Environment fragmentation across inference engines is the real, unglamorous tax of running local LLMs, and it's exactly the kind of problem a Bash suite is right for, no heavy runtime, just a thin uniform layer over Ollama and llama.cpp so you stop memorizing per-engine flags. The dual JSON/interactive interface is the smart part: interactive for humans poking around, JSON for the moment an agent or script needs to drive it programmatically, which is the difference between a tool you use and infrastructure other things build on. The deeper value is the abstraction boundary, once you have one manager in front of multiple engines, you can swap or route between them without rewriting callers, same reason a gateway in front of cloud providers wins. For on-prem RAG specifically that flexibility matters because the right engine depends on the model and the hardware, and you want to change that decision without touching the app. Keeping it pure Bash also means near-zero dependencies, which is its own reliability win on the kind of box this runs on. That uniform-layer-over-fragmented-backends instinct is core to how I think about model orchestration in Moonshift. Does the manager handle routing/fallback between Ollama and llama.cpp, or is it one-active-engine-at-a-time for now?

Marco Sbragi • Jun 1

Thank you for the analysis. You hit the nail on the head: the goal is to transform the "noise" of engine-specific CLI tools into a predictable, programmatic infrastructure.

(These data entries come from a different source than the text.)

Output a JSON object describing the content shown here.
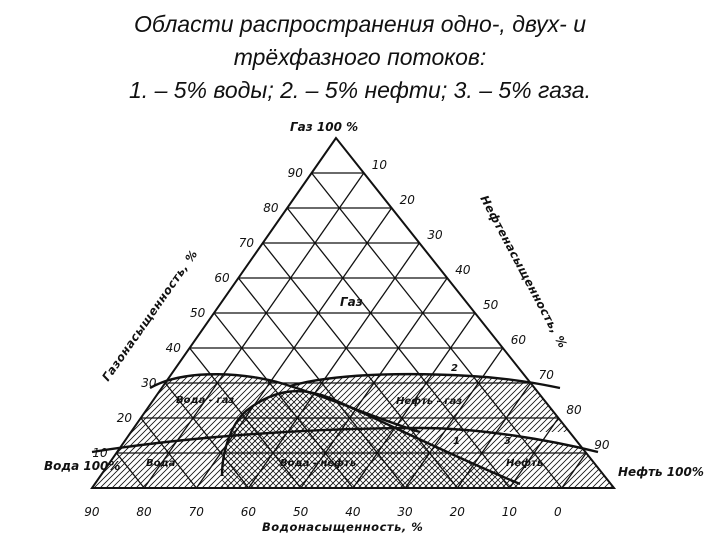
{
  "title": {
    "line1": "Области распространения одно-, двух- и",
    "line2": "трёхфазного потоков:",
    "line3": "1. – 5% воды; 2. – 5% нефти; 3. – 5% газа."
  },
  "diagram": {
    "corners": {
      "top": "Газ   100 %",
      "left": "Вода 100%",
      "right": "Нефть 100%"
    },
    "axis_titles": {
      "left": "Газонасыщенность, %",
      "right": "Нефтенасыщенность, %",
      "bottom": "Водонасыщенность, %"
    },
    "left_ticks": [
      "90",
      "80",
      "70",
      "60",
      "50",
      "40",
      "30",
      "20",
      "10"
    ],
    "right_ticks": [
      "10",
      "20",
      "30",
      "40",
      "50",
      "60",
      "70",
      "80",
      "90"
    ],
    "bottom_ticks": [
      "90",
      "80",
      "70",
      "60",
      "50",
      "40",
      "30",
      "20",
      "10",
      "0"
    ],
    "regions": {
      "gas": "Газ",
      "water_gas": "Вода - газ",
      "oil_gas": "Нефть - газ",
      "water_oil": "Вода - нефть",
      "water": "Вода",
      "oil": "Нефть"
    },
    "curve_labels": [
      "1",
      "2",
      "3"
    ],
    "line_color": "#111111"
  }
}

Regarding your question on orchestration: currently, llm-manager does not perform autonomous routing or fallback. It is designed for deterministic management driven by configuration. In engine.conf, you define whether multi-engine support is enabled. If disabled, the orchestrator enforces an exclusive state—you must stop one engine before initializing another. This is a deliberate design choice to maintain predictability in production environments where hardware constraints (VRAM allocation) are the priority.

engine-run.sh handles everything, enforcing a unified schema across all backends. Here is an example of the standardized JSON output for a system status check, ready for consumption by any agent or script:

$ ./engine-run.sh status

{
  "timestamp": "2026-06-01T13:20:17Z",
  "status": "success",
  "action": "status",
  "data": {
    "system": {
      "os_type": "wsl",
      "gpu": { "detected": true, "vram_total_mb": 4095 }
    },
    "active_engine": "ollama",
    "engines": {
      "ollama": { "state": "running", "port": 1234 },
      "llama": { "state": "stopped" }
    }
  }
}

And this is the consistent response format when loading a model:

$ ./engine-run.sh load ollama "phi-3-mini"

{
  "timestamp": "2026-06-01T13:22:04Z",
  "status": "success",
  "action": "load",
  "data": {"model": "phi-3-mini", "status": "loaded"}
}

This structure eliminates the need for brittle regex scraping of raw engine output, allowing you to build control logic directly on top of this abstraction layer.